15 December 2012

Tanzania: State to Review Taxes On Beverages

THE government may review excise duty on beverages following complaints from various stakeholders that the taxes were high.

President Jakaya Kikwete said on Thursday night in Dar es Salaam that the government will look into strategies to reduce the taxes. "We will strategise and see how we can cut taxes on beverages. Through this work, we expect to come up with the most appropriate solution.

But let me remind you, there is no tax review that will come without some complaints from the public," he said. He said the government is aware that the domestic manufacturing industry is yet to develop to levels of more competitiveness and offer more benefits to the people.

The president made the remarks during his address at the Manufacturer of the Year Awards Gala. His remarks followed comments from the Confederation of Tanzania Industries (CTI) that the government was losing billions that could be collected in tax revenues in the current financial year due to an increase of 25 per cent in excise duty on various types of beverages.

Making reference to studies that have been conducted by CTI, Mr Felix Mosha, Chairman of the confederation's governing council, said the government was losing about 40bn/- from Tanzania Breweries Limited (TBL) alone per year as a result of the decline of the company's sales on its products.

"This is not good for the economy and this would cut down the revenue of manufacturers, yet they have invested millions in production," he said.
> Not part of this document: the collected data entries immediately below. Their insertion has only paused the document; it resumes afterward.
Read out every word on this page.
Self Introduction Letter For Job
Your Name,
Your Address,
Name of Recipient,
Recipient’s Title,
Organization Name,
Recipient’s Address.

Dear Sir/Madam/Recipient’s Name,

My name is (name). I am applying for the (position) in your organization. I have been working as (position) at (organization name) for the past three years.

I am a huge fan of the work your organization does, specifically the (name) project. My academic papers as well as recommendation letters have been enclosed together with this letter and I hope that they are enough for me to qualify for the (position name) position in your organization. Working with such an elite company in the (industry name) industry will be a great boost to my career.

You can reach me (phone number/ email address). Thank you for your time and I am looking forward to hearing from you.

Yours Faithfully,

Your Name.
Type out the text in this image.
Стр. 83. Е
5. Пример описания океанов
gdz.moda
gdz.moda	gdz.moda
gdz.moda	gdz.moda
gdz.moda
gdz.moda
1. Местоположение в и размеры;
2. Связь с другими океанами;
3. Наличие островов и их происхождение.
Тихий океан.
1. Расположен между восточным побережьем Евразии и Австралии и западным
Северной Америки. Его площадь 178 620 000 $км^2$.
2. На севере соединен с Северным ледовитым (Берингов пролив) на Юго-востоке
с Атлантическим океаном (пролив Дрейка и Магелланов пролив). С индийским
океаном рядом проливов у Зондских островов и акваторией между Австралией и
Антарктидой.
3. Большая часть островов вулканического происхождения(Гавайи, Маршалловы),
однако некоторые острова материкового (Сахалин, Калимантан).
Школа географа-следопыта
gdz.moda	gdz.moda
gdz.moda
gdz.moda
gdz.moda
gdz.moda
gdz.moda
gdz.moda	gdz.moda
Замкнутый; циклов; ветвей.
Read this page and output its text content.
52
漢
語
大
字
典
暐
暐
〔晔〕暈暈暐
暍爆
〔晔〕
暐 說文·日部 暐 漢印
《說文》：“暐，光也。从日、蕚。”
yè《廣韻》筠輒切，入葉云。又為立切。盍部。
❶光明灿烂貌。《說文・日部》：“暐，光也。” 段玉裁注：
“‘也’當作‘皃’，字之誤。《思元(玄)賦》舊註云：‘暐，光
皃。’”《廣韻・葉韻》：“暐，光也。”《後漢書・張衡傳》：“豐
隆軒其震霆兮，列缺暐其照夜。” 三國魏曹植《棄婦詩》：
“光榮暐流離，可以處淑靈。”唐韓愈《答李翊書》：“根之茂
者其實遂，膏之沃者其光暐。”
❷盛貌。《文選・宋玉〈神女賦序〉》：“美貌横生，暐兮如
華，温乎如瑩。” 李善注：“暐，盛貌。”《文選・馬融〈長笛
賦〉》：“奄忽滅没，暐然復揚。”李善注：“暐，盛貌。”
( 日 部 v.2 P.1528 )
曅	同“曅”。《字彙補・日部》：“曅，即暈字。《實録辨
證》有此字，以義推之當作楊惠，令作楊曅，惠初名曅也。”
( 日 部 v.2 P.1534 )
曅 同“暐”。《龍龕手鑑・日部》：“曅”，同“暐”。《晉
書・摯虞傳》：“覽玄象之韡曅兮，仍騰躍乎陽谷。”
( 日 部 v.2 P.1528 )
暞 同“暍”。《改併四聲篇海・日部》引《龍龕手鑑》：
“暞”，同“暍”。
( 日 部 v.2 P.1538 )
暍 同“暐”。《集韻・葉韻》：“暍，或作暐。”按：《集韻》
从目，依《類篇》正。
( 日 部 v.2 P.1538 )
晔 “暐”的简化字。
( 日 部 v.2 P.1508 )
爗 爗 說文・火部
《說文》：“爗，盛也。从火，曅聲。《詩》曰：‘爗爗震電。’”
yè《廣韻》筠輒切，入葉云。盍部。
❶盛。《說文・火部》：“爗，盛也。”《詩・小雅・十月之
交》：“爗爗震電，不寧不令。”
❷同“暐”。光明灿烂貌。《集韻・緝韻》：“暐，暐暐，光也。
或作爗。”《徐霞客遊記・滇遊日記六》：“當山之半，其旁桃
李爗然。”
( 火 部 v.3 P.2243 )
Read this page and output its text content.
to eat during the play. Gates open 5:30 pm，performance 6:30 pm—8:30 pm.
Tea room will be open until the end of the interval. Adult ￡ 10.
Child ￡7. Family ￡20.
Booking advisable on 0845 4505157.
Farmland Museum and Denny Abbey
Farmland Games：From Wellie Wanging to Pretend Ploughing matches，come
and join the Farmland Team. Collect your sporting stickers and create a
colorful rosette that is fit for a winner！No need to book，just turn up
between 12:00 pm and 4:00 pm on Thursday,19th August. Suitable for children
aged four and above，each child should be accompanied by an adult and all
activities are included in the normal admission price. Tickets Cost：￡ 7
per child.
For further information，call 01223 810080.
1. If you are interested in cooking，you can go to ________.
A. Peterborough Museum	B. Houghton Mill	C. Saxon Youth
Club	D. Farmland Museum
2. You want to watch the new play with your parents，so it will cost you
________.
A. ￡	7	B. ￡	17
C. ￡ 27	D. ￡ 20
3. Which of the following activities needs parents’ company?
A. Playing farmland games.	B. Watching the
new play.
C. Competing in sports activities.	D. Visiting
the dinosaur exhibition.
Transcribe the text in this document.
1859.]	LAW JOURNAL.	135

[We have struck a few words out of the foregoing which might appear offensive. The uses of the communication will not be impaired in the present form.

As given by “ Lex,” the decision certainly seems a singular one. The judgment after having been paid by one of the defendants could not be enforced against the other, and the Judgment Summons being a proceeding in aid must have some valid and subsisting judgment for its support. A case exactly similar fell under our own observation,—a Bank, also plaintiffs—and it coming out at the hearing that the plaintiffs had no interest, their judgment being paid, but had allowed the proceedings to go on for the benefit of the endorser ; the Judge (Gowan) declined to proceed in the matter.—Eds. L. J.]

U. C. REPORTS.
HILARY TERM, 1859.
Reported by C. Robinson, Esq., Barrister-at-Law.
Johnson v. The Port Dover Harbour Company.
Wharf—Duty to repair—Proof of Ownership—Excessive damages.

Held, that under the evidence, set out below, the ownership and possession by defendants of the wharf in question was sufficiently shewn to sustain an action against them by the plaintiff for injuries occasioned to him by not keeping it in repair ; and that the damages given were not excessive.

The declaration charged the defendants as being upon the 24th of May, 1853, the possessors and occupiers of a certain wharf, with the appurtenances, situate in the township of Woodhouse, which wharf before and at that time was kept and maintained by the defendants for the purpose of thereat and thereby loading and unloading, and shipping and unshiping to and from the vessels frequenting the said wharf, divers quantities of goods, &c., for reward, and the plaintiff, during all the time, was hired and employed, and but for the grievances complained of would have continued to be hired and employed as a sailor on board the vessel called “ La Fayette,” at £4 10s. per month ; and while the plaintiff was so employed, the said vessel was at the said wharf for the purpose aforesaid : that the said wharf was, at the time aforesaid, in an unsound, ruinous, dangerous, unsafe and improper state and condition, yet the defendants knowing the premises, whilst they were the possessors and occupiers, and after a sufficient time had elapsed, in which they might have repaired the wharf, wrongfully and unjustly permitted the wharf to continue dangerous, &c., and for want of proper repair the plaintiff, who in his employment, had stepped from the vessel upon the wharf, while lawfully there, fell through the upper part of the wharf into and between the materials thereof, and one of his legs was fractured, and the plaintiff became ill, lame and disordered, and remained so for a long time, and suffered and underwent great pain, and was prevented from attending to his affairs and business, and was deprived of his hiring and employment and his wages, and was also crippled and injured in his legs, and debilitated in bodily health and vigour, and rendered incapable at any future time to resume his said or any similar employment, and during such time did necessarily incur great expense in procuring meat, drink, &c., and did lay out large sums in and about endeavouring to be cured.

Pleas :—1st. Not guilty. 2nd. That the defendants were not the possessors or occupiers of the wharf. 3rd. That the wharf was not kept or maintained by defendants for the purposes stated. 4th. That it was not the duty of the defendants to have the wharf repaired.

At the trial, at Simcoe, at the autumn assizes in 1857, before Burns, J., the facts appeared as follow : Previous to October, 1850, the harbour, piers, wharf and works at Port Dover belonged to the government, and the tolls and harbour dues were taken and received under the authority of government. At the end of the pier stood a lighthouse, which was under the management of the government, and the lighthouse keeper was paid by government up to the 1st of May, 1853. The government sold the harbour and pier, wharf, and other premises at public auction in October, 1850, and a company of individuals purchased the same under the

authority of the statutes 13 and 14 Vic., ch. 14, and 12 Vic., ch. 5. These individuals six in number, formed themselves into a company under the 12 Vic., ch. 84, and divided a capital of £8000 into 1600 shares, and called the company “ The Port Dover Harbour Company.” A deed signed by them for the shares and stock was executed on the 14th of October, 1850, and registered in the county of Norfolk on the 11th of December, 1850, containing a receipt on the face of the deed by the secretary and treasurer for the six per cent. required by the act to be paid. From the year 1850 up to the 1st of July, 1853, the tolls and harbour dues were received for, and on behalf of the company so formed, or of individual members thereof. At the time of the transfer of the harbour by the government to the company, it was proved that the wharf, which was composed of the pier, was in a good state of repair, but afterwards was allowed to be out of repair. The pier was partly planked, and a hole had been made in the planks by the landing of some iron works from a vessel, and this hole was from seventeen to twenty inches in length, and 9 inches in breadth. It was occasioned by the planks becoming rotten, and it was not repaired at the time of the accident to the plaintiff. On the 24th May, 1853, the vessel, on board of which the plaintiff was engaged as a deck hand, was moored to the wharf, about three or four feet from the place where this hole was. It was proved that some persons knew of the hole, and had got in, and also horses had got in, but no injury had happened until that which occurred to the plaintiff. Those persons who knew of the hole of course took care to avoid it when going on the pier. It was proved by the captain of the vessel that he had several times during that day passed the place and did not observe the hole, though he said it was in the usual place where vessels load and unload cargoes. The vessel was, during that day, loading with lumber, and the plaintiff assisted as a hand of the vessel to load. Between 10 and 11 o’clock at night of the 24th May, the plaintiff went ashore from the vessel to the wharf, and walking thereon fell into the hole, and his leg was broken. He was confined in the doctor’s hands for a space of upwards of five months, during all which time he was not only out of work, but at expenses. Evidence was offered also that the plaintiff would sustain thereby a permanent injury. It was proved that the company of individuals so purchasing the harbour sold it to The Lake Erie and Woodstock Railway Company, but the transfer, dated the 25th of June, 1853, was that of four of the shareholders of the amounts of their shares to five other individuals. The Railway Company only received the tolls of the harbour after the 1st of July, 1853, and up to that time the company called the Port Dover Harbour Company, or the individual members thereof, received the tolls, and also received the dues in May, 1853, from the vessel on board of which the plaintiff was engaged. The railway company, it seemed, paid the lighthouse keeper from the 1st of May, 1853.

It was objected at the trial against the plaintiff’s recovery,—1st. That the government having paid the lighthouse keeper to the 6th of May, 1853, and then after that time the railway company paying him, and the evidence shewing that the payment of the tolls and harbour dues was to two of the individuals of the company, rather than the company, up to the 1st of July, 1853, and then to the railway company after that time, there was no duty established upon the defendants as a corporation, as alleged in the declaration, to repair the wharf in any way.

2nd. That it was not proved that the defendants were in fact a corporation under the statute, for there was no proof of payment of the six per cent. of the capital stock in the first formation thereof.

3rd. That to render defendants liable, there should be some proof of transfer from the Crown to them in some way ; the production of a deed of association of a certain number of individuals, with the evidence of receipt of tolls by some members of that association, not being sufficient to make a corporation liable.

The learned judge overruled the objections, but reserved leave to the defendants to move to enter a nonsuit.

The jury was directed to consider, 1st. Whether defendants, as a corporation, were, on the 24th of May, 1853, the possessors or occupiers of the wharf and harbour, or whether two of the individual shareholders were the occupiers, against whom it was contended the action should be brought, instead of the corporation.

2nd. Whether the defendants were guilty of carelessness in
To expand its tax base, the government has annually been increasing taxes, especially on luxury goods such as beer, cigarettes and soft drinks by raising tariffs on the products.

Mr Mosha said that heavy excise duty increases production costs for companies, ultimately driving up prices and weakening the competitiveness of businesses. The recommendations made by CTI on reduction of tax rates were influenced by economic estimates and the challenges that faced this particular industry sector in 2010 and 2011.

He argued that if the recommendations would be accepted, the industry would grow at a rate of 10 per cent and increase exports by 25 per cent.

"As a result the competitiveness of our industries would increase and the government would increase its revenues," he said. Examples given of some companies affected by increase in such tax include Tanzania Distilleries Limited and Serengeti Breweries Limited (SBL).